Ce qui demeure fascinant avec des grosses machines comme FB ou google, c’est la capacité de diriger un paquebot comme un dériveur. Et en moins de 24 heures, suite à des « chuchotements » d’insatisfaction dans la communauté relativement au contrat Facebook, on revient en arrière.
Retour en arrière annoncé hier (et dans un encadré bleu dès mon accès à FB ce matin - ouah), comme signalé par un commentateur sur mon précédent blogue, avec retour sur la version du 23 septembre 2008, qui n’est pas tellement mieux - je me demande si elle n’est pas pire (très longue, beaucoup d’imprécisions, etc.) - mais qui montre l’itération propre à ce site dans la mouvance web 2.0.

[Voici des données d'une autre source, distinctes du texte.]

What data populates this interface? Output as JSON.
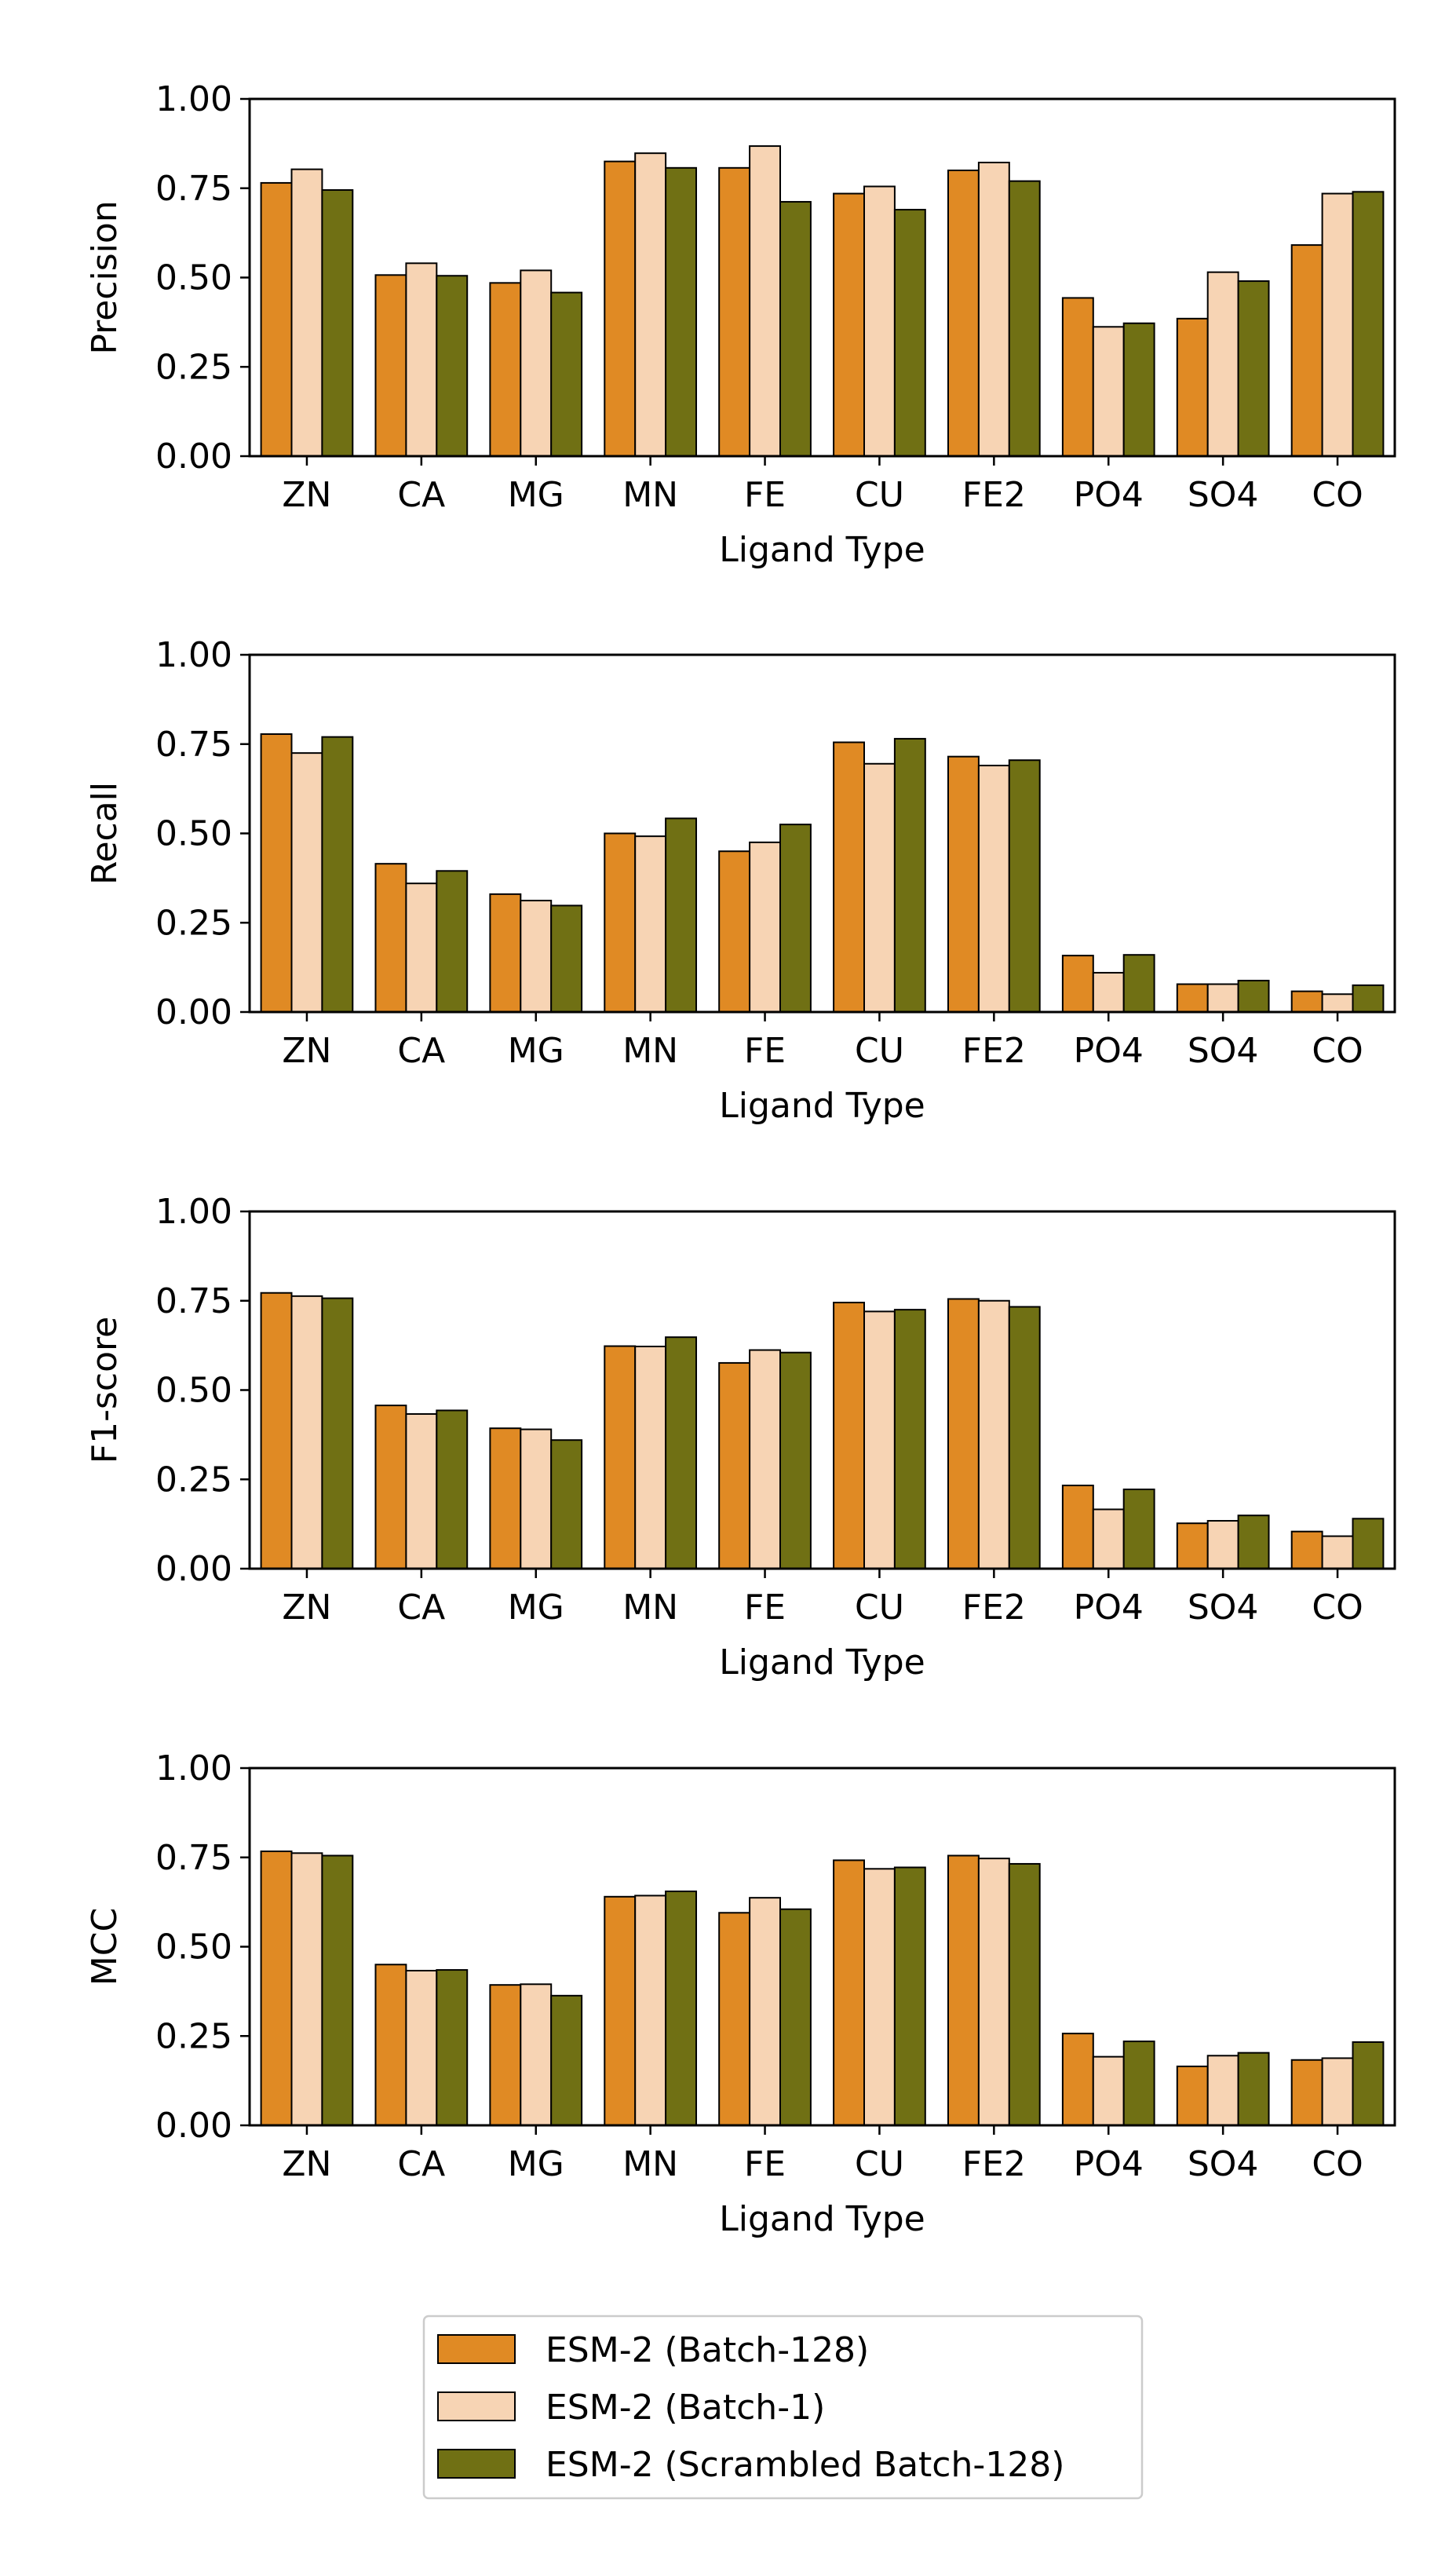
{
  "chart_data": [
    {
      "type": "bar",
      "ylabel": "Precision",
      "xlabel": "Ligand Type",
      "ylim": [
        0,
        1
      ],
      "yticks": [
        "0.00",
        "0.25",
        "0.50",
        "0.75",
        "1.00"
      ],
      "categories": [
        "ZN",
        "CA",
        "MG",
        "MN",
        "FE",
        "CU",
        "FE2",
        "PO4",
        "SO4",
        "CO"
      ],
      "series": [
        {
          "name": "ESM-2 (Batch-128)",
          "color": "#e08a24",
          "values": [
            0.765,
            0.507,
            0.485,
            0.825,
            0.807,
            0.735,
            0.8,
            0.443,
            0.385,
            0.591
          ]
        },
        {
          "name": "ESM-2 (Batch-1)",
          "color": "#f7d4b4",
          "values": [
            0.803,
            0.54,
            0.52,
            0.848,
            0.868,
            0.755,
            0.822,
            0.362,
            0.515,
            0.735
          ]
        },
        {
          "name": "ESM-2 (Scrambled Batch-128)",
          "color": "#707014",
          "values": [
            0.745,
            0.505,
            0.458,
            0.807,
            0.712,
            0.69,
            0.77,
            0.372,
            0.49,
            0.74
          ]
        }
      ],
      "grid": false
    },
    {
      "type": "bar",
      "ylabel": "Recall",
      "xlabel": "Ligand Type",
      "ylim": [
        0,
        1
      ],
      "yticks": [
        "0.00",
        "0.25",
        "0.50",
        "0.75",
        "1.00"
      ],
      "categories": [
        "ZN",
        "CA",
        "MG",
        "MN",
        "FE",
        "CU",
        "FE2",
        "PO4",
        "SO4",
        "CO"
      ],
      "series": [
        {
          "name": "ESM-2 (Batch-128)",
          "color": "#e08a24",
          "values": [
            0.778,
            0.415,
            0.33,
            0.5,
            0.45,
            0.755,
            0.715,
            0.158,
            0.078,
            0.058
          ]
        },
        {
          "name": "ESM-2 (Batch-1)",
          "color": "#f7d4b4",
          "values": [
            0.725,
            0.36,
            0.312,
            0.492,
            0.475,
            0.695,
            0.69,
            0.11,
            0.078,
            0.05
          ]
        },
        {
          "name": "ESM-2 (Scrambled Batch-128)",
          "color": "#707014",
          "values": [
            0.77,
            0.395,
            0.298,
            0.542,
            0.525,
            0.765,
            0.705,
            0.16,
            0.088,
            0.075
          ]
        }
      ],
      "grid": false
    },
    {
      "type": "bar",
      "ylabel": "F1-score",
      "xlabel": "Ligand Type",
      "ylim": [
        0,
        1
      ],
      "yticks": [
        "0.00",
        "0.25",
        "0.50",
        "0.75",
        "1.00"
      ],
      "categories": [
        "ZN",
        "CA",
        "MG",
        "MN",
        "FE",
        "CU",
        "FE2",
        "PO4",
        "SO4",
        "CO"
      ],
      "series": [
        {
          "name": "ESM-2 (Batch-128)",
          "color": "#e08a24",
          "values": [
            0.772,
            0.457,
            0.393,
            0.623,
            0.576,
            0.745,
            0.755,
            0.233,
            0.127,
            0.104
          ]
        },
        {
          "name": "ESM-2 (Batch-1)",
          "color": "#f7d4b4",
          "values": [
            0.763,
            0.433,
            0.39,
            0.622,
            0.612,
            0.72,
            0.75,
            0.166,
            0.134,
            0.091
          ]
        },
        {
          "name": "ESM-2 (Scrambled Batch-128)",
          "color": "#707014",
          "values": [
            0.757,
            0.443,
            0.36,
            0.648,
            0.605,
            0.725,
            0.733,
            0.222,
            0.149,
            0.14
          ]
        }
      ],
      "grid": false
    },
    {
      "type": "bar",
      "ylabel": "MCC",
      "xlabel": "Ligand Type",
      "ylim": [
        0,
        1
      ],
      "yticks": [
        "0.00",
        "0.25",
        "0.50",
        "0.75",
        "1.00"
      ],
      "categories": [
        "ZN",
        "CA",
        "MG",
        "MN",
        "FE",
        "CU",
        "FE2",
        "PO4",
        "SO4",
        "CO"
      ],
      "series": [
        {
          "name": "ESM-2 (Batch-128)",
          "color": "#e08a24",
          "values": [
            0.767,
            0.45,
            0.393,
            0.64,
            0.595,
            0.742,
            0.755,
            0.257,
            0.165,
            0.183
          ]
        },
        {
          "name": "ESM-2 (Batch-1)",
          "color": "#f7d4b4",
          "values": [
            0.762,
            0.433,
            0.395,
            0.643,
            0.637,
            0.718,
            0.747,
            0.192,
            0.195,
            0.188
          ]
        },
        {
          "name": "ESM-2 (Scrambled Batch-128)",
          "color": "#707014",
          "values": [
            0.755,
            0.435,
            0.363,
            0.655,
            0.605,
            0.722,
            0.732,
            0.235,
            0.203,
            0.233
          ]
        }
      ],
      "grid": false
    }
  ],
  "legend": {
    "placement": "bottom-center",
    "entries": [
      {
        "label": "ESM-2 (Batch-128)",
        "color": "#e08a24"
      },
      {
        "label": "ESM-2 (Batch-1)",
        "color": "#f7d4b4"
      },
      {
        "label": "ESM-2 (Scrambled Batch-128)",
        "color": "#707014"
      }
    ]
  }
}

Retour en arrière avec une proposition à participer à la confection d’une nouvelle version du contrat.
« If you’d like to get involved in crafting our new terms, you can start posting your questions, comments and requests in the group we’ve created—Facebook Bill of Rights and Responsibilities. I’m looking forward to reading your input. »
Autant j’ai pu maugréer sur ce contrat qui constitue l’archétype du contrat disproportionné et univoque, autant c’est une des premières tentatives de ce que j’appelle depuis plusieurs années déjà le « marketing contractuel » (dans la couleur du consentement par exemple). Une tentative qui laisse la place à d’autres professions que les seuls juristes.
Reste à voir la suite. Si suite il y aura.